New York Times – by Mara Altman
From where I stand — at five feet even — being tall is a widely held fantasy of superiority that long ago should have been retired.
There is an ongoing debate about the stature of a population and what it means for the prosperity and fairness of a nation, but I’m interested in shortness on an individual level. Our success as individuals does not depend on beating up other people or animals. Even if it did, in an era of guns and drones, being tall now just makes you a bigger target.
In ‘Size Matters,’ the journalist Stephen S Hall wrote in the 18th century Frederick William of Prussia paid exorbitant sums to recruit “giant” soldiers from around the globe, institutionalising “the desirability of height for the first time in a large, post-medieval society” and attaching tangible value to inches that would reverberate into modern times.
John Kenneth Galbraith, the 6-foot-8-inch economist and diplomat, suggested that favouring the tall was “one of the most blatant and forgiven prejudices in our society.” Others go to extremes in pursuit of a few extra inches — more and more people are spending as much as $150,000 to get excruciating limb-lengthening surgeries, and parents give their healthy children growth hormone treatments with unknown side effects.
I know this since I was one of those children. As a pre-teen I injected Humatrope into my thighs for three and a half years, at the behest of my parents, who feared I’d be alienated for being short. I understand why they felt that way, given how short people are treated in our society — a song with the lyric “Short people got no reason to live” was No 2 on the Billboard Hot 100 just a few years before I was born.
Now I have twins who are among the smallest in their kindergarten class, but instead of preparing to medicate them because of an antiquated societal bias, I’m going to let them be as they are: tiny. Because short is better, and it is the future.
The short are also inherent conservationists, which is more crucial than ever in this world of eight billion. Thomas Samaras, who has been studying height for 40 years and is known in small circles as the Godfather of Shrink Think, a widely unknown philosophy that considers small superior, calculated that if we kept our proportions the same but were just 10 percent shorter in America alone, we would save 87 million tons of food per year (not to mention trillions of gallons of water, quadrillions of BTUs of energy and millions of tons of trash).
“I don’t want tall people to feel bad about themselves,” Samaras said, sincerely, “but the time is right to be short.”

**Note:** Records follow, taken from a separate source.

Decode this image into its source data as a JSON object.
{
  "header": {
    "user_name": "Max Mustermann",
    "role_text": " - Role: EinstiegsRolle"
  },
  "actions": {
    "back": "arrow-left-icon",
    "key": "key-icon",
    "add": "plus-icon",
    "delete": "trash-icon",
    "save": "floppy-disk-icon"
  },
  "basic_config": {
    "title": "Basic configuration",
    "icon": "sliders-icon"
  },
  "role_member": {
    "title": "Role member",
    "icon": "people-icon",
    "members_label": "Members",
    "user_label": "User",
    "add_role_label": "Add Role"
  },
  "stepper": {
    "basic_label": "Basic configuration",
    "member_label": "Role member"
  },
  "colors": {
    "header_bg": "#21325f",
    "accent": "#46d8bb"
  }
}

In some corners of the world, a celebration of short stature is actually happening. Arne Hendriks, a 6-foot-4-inch lecturer and artist, uses performance and exhibitions to encourage people to embrace fewer inches. He’s even restricted dairy from his sons’ diets and only allows them minimal sugar in an attempt to limit their growth, saving them from the ills of height. “It’s time for tall people to get off our high horses,” Hendriks said. “Don’t be overly confident when you are tall because you are probably going to die younger, have more health problems and you are polluting more.”The future I envision is different: I want my children’s children to know the value of short. I want them to call themselves “short drinks of water” with “legs for minutes.” While one yells, “I’m the shortest,” I hope the other will bend his knees to gain an advantage, shouting, “No, I’m the shortest!”
Re:”When you mate with shorter people, you’re potentially saving the planet by shrinking the needs of subsequent generations. Lowering the height minimum for prospective partners on your dating profile is a step toward a greener planet.”

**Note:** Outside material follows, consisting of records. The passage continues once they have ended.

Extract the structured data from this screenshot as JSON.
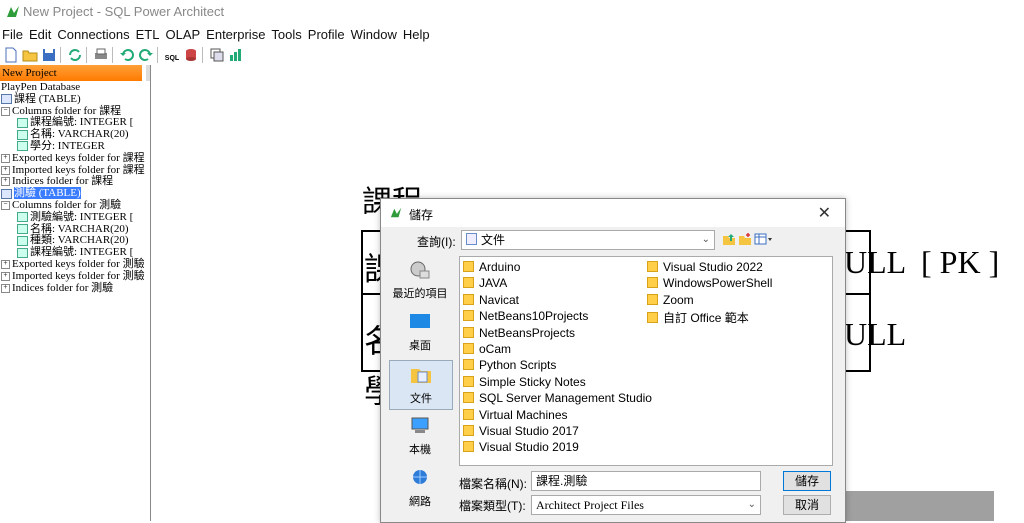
{
  "window": {
    "title": "New Project - SQL Power Architect"
  },
  "menu": [
    "File",
    "Edit",
    "Connections",
    "ETL",
    "OLAP",
    "Enterprise",
    "Tools",
    "Profile",
    "Window",
    "Help"
  ],
  "toolbar": {
    "icons": [
      "new-file-icon",
      "open-folder-icon",
      "save-icon",
      "refresh-icon",
      "print-icon",
      "undo-icon",
      "redo-icon",
      "sql-icon",
      "db-icon",
      "copy-icon",
      "chart-icon"
    ],
    "sql_label": "SQL"
  },
  "left_panel": {
    "tab": "New Project",
    "tree": [
      {
        "text": "PlayPen Database",
        "indent": 0,
        "type": "root"
      },
      {
        "text": "課程 (TABLE)",
        "indent": 0,
        "type": "table"
      },
      {
        "text": "Columns folder for 課程",
        "indent": 0,
        "type": "folder-open"
      },
      {
        "text": "課程編號: INTEGER [",
        "indent": 2,
        "type": "column"
      },
      {
        "text": "名稱: VARCHAR(20)",
        "indent": 2,
        "type": "column"
      },
      {
        "text": "學分: INTEGER",
        "indent": 2,
        "type": "column"
      },
      {
        "text": "Exported keys folder for 課程",
        "indent": 0,
        "type": "folder"
      },
      {
        "text": "Imported keys folder for 課程",
        "indent": 0,
        "type": "folder"
      },
      {
        "text": "Indices folder for 課程",
        "indent": 0,
        "type": "folder"
      },
      {
        "text": "測驗 (TABLE)",
        "indent": 0,
        "type": "table",
        "selected": true
      },
      {
        "text": "Columns folder for 測驗",
        "indent": 0,
        "type": "folder-open"
      },
      {
        "text": "測驗編號: INTEGER [",
        "indent": 2,
        "type": "column"
      },
      {
        "text": "名稱: VARCHAR(20)",
        "indent": 2,
        "type": "column"
      },
      {
        "text": "種類: VARCHAR(20)",
        "indent": 2,
        "type": "column"
      },
      {
        "text": "課程編號: INTEGER [",
        "indent": 2,
        "type": "column"
      },
      {
        "text": "Exported keys folder for 測驗",
        "indent": 0,
        "type": "folder"
      },
      {
        "text": "Imported keys folder for 測驗",
        "indent": 0,
        "type": "folder"
      },
      {
        "text": "Indices folder for 測驗",
        "indent": 0,
        "type": "folder"
      }
    ]
  },
  "playpen": {
    "table_title": "課程",
    "row1_left": "課",
    "row1_right": "ULL  [ PK ]",
    "row2_left": "名",
    "row2_right": "ULL",
    "row3_left": "學"
  },
  "dialog": {
    "title": "儲存",
    "lookin_label": "查詢(I):",
    "lookin_value": "文件",
    "places": [
      "最近的項目",
      "桌面",
      "文件",
      "本機",
      "網路"
    ],
    "files_col1": [
      "Arduino",
      "JAVA",
      "Navicat",
      "NetBeans10Projects",
      "NetBeansProjects",
      "oCam",
      "Python Scripts",
      "Simple Sticky Notes",
      "SQL Server Management Studio",
      "Virtual Machines",
      "Visual Studio 2017",
      "Visual Studio 2019"
    ],
    "files_col2": [
      "Visual Studio 2022",
      "WindowsPowerShell",
      "Zoom",
      "自訂 Office 範本"
    ],
    "filename_label": "檔案名稱(N):",
    "filename_value": "課程.測驗",
    "filetype_label": "檔案類型(T):",
    "filetype_value": "Architect Project Files",
    "save_button": "儲存",
    "cancel_button": "取消"
  }
}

“In some corners of the world, a celebration of short stature is actually happening. Arne Hendriks, a 6-foot-4-inch lecturer and artist, uses performance and exhibitions to encourage people to embrace fewer inches. He’s even restricted dairy from his sons’ diets and only allows them minimal sugar in an attempt to limit their growth, saving them from the ills of height.”
I can feel Plato cringing in his grave.
.
I grew all of my sons over six feet.
I know of better ways to get rid of the useless eaters. Slaughter the corporate elite. Even if it just saves a hamburger it would be worth it to me.
Hmmm
More wacked out jew writing.
Shut it, kike.
Tell ya what, Mara Altman, head over to Africa where the Pygmys play…or, if you prefer, 4 foot 10 Kalahari Bushmen (Or Namib?) and satisfy your wokeness by having a child (maybe grows to be 5 feet?) from one of them…Boy that will solve your “problem”!–from a mother of a six-foot-three-inch son who is as strong as an ox…and I thought hubby had muscles!